We have a job that reads from a hive table with around 3billion rows and inserts in a sorted bucketed table.
Files in both source and destination tables are having parquet format.
This job is taking too long to finish. We have had to stop the job after 3 days.
We recently migrated to a new cluster. The older cluster was 5.12 and the latest cluster is 6.3.1. This job used to run fine and finish within 6 hours in the 5.12 cluster. However, it's taking too long in the new cluster.
We have tried the following things to solve this without any results:-
The query we are trying to run :-
set hive.exec.dynamic.partition=true;
set hive.exec.max.dynamic.partitions=100000;
set hive.exec.max.dynamic.partitions.pernode=100000;
set hive.exec.dynamic.partition.mode=nonstrict;
set hive.exec.max.created.files=900000;
set mapreduce.input.fileinputformat.split.maxsize=64000000;
set mapreduce.job.running.reduce.limit=100;
set hive.enforce.bucketing=true;
set hive.enforce.sorting=true;
INSERT OVERWRITE TABLE dbname.features_archive_new PARTITION (feature, ingestmonth)
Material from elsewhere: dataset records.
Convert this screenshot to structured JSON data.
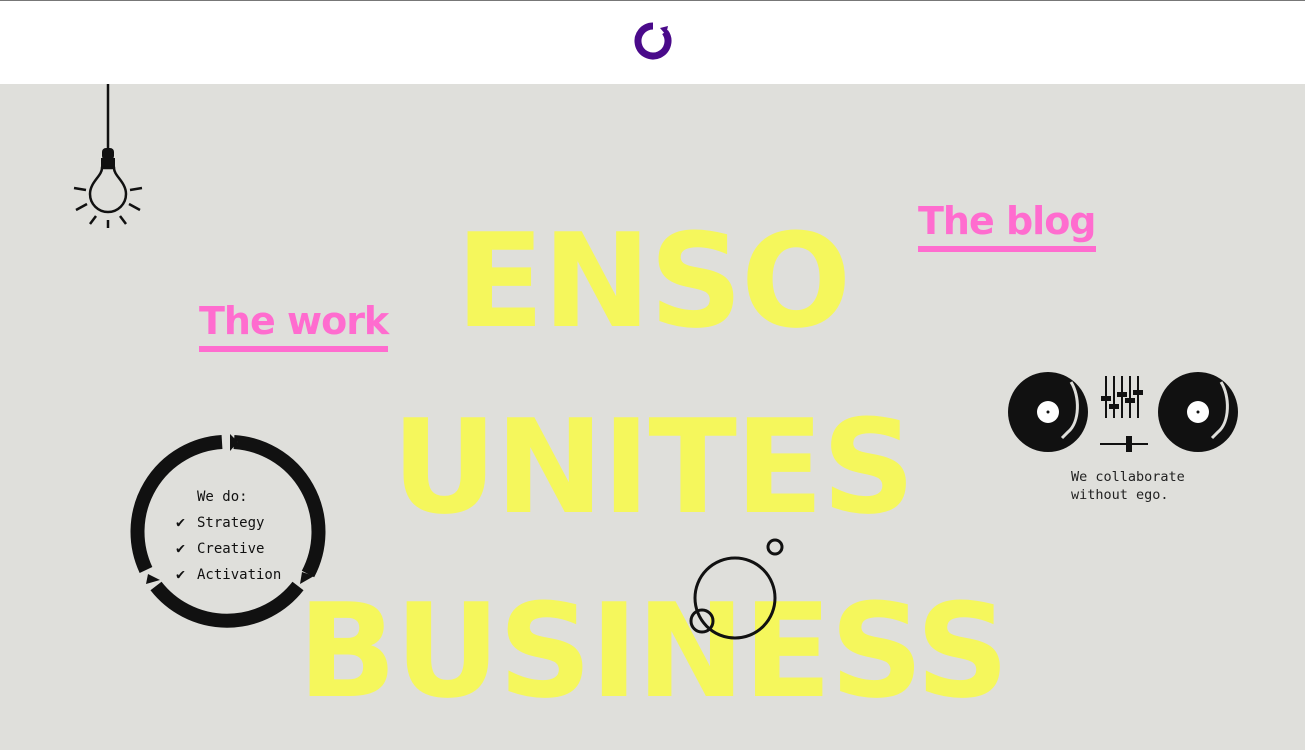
{
  "header": {
    "logo_icon": "enso-circle-logo-icon",
    "logo_color": "#4a0a8a"
  },
  "hero": {
    "line1": "ENSO",
    "line2": "UNITES",
    "line3": "BUSINESS",
    "color": "#f5f75c"
  },
  "nav": {
    "work_label": "The work",
    "blog_label": "The blog",
    "color": "#ff6ccf"
  },
  "services": {
    "heading": "We do:",
    "items": [
      "Strategy",
      "Creative",
      "Activation"
    ],
    "icon": "cycle-arrows-icon",
    "check_icon": "checkmark-icon"
  },
  "collab": {
    "caption_line1": "We collaborate",
    "caption_line2": "without ego.",
    "icon": "dj-turntables-icon"
  },
  "decor": {
    "bulb_icon": "lightbulb-icon",
    "orbit_icon": "orbit-circles-icon"
  },
  "background": "#dfdfdb"
}
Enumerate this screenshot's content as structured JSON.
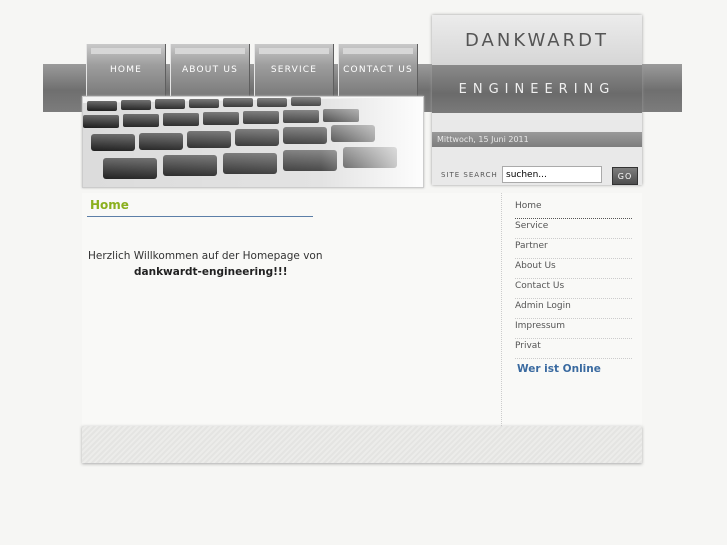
{
  "nav": {
    "tabs": [
      {
        "label": "HOME"
      },
      {
        "label": "ABOUT US"
      },
      {
        "label": "SERVICE"
      },
      {
        "label": "CONTACT US"
      }
    ]
  },
  "logo": {
    "line1": "DANKWARDT",
    "line2": "ENGINEERING"
  },
  "date": "Mittwoch, 15 Juni 2011",
  "search": {
    "label": "SITE SEARCH",
    "value": "suchen...",
    "button": "GO"
  },
  "main": {
    "title": "Home",
    "welcome": "Herzlich Willkommen auf der Homepage von",
    "welcome_bold": "dankwardt-engineering!!!"
  },
  "sidebar": {
    "items": [
      {
        "label": "Home"
      },
      {
        "label": "Service"
      },
      {
        "label": "Partner"
      },
      {
        "label": "About Us"
      },
      {
        "label": "Contact Us"
      },
      {
        "label": "Admin Login"
      },
      {
        "label": "Impressum"
      },
      {
        "label": "Privat"
      }
    ],
    "online_heading": "Wer ist Online"
  },
  "colors": {
    "title_green": "#8bb01e",
    "link_blue": "#3a6aa0"
  }
}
Select mpn,mfr,partnum,source,ingestdate,max(value) as value,feature,ingestmonth
from dbname.features_archive_tmp
where feature = 'price'
and ingestmonth like '20%'
group by mpn,mfr,partnum,source,ingestdate,feature,ingestmonth;
We found out that hive version 2.x in Cloudera 6.3 is using vectorization while hive 1.x in old Cloudera 5.12 is not using it.
So setting the below property fixed the issue for us. I have no explanations for this. Vectorization should speed up the query and not make it slow.
hive.vectorized.execution.enabled=false;